First, pay. Climbing coaches are by and large paid by individuals or by gyms that are barely making it themselves. The gyms that seem like they are not just barely making it are usually owned, in part, by large corporations that can push some more cash into the machine, at least for now. I know a couple of school-associated coaches and some national team coaches that can pay the mortgage, but that’s about it. I know only one person that coaches individual athletes that is maxing his IRA every year, but he’s the busiest in the business, and every day is a grind.

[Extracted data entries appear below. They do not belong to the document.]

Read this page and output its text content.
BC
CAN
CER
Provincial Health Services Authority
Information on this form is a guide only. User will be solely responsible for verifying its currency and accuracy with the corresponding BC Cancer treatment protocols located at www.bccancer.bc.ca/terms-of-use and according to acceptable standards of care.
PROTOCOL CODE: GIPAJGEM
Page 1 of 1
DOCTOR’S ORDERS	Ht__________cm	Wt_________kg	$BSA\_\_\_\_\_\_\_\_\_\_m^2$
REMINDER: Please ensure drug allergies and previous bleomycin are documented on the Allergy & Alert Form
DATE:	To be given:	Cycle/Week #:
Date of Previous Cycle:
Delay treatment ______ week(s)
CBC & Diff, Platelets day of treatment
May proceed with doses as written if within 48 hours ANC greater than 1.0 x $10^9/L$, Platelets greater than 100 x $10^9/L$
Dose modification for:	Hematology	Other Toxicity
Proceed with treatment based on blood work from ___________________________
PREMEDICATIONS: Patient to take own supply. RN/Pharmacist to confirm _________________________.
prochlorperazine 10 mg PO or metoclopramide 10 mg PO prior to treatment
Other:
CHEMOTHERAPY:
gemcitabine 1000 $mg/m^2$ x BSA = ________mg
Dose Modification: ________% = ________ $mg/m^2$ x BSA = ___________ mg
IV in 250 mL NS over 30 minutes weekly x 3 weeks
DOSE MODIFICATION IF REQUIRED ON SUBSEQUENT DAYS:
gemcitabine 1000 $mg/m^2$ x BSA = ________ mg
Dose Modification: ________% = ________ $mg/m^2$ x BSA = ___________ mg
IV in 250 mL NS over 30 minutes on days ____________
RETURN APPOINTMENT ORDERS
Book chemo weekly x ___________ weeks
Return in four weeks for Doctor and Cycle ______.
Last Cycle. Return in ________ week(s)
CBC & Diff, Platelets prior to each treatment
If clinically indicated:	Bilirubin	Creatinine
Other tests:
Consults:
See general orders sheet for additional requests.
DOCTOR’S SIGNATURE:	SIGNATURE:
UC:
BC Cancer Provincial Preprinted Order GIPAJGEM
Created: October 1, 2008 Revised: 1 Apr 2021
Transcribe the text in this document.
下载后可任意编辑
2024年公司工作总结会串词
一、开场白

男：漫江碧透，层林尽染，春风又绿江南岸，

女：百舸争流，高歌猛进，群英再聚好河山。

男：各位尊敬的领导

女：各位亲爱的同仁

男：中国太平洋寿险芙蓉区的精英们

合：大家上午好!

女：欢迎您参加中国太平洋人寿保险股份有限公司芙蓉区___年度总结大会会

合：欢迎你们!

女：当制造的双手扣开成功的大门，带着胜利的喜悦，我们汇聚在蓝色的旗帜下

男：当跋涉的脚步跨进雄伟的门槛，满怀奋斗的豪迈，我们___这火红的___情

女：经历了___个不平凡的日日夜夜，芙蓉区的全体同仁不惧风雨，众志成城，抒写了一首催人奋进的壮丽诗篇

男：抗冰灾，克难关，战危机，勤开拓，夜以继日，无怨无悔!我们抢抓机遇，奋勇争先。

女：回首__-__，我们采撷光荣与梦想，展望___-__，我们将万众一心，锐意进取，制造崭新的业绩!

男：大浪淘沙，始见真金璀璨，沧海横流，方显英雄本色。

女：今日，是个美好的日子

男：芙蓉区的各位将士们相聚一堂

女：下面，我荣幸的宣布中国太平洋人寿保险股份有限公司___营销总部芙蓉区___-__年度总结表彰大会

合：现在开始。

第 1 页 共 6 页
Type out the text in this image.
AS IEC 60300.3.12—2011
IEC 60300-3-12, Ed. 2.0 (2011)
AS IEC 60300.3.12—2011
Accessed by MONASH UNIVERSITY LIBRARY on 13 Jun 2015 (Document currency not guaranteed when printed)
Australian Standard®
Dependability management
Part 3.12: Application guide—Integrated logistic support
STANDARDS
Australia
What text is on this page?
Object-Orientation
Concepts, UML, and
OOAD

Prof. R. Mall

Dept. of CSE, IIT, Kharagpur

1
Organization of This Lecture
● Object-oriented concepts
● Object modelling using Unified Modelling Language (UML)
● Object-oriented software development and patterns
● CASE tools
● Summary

I’ve been involved in pushing the pay for coaches industry-wide (alongside the routesetters), and we’re simply hoping to get the coaches to a pay level comparable with a host job at Chilis, or a mid-level life coach, or an entry-level esthetician. In more established sports, such as skiing, swimming, or running, coaches that do the same type of work we do can make twice as much. It’s probably just part of the age of the sport and the type of people who do it. I guess if we cater to dirtbags, we must live like dirtbags, too.
And then we get to flexibility. It seems good at first. And then you realize your athletes want to check in regularly. And that Wednesday doesn’t work next week so could you do Thursday instead? And then when you finally get enough athletes to make a living, you’re on the gym floor or in Zoom meetings seven hours a day...and that doesn’t even include programming.
The programming is a pain, because try as you might, you just can’t (ethically) run any two athletes on the same program. If you have a dozen athletes on your roster, you’re going to be doing a dozen program changes a week. You’re going to be getting questions from your athletes during their sessions (unless you work for one of those coaching companies that doesn’t really do communication...), and you’re going to be reviewing video and training logs many hours a week.
And the benefits. Well...our coaches at Climb Strong get some tee shirts and a jacket and a pro deal. Which you wouldn’t even need if you worked at Chili’s because you’d get paid more.
Oh and the elite-level athletes...you’re going to need to be very good before this is something you really want to do. Imagine someone who is a professional hiring you and then getting worse at the sport, or getting injured, or even just not sending. It’s your fault.
The window of opportunity is very small for elite-level climbers. You’ll be a lot happier coaching people from V0 to V3, and you’ve got room for error. Which means a lot when you’re working very hard for less-than-minimum wage.
The good news is this: if you hire a climbing coach today, you’re probably going to get a good one. They’re coaching for the love of it. They’re coaching because they can’t imagine doing anything else. That’s not always the case when you’re being seated at Chili’s.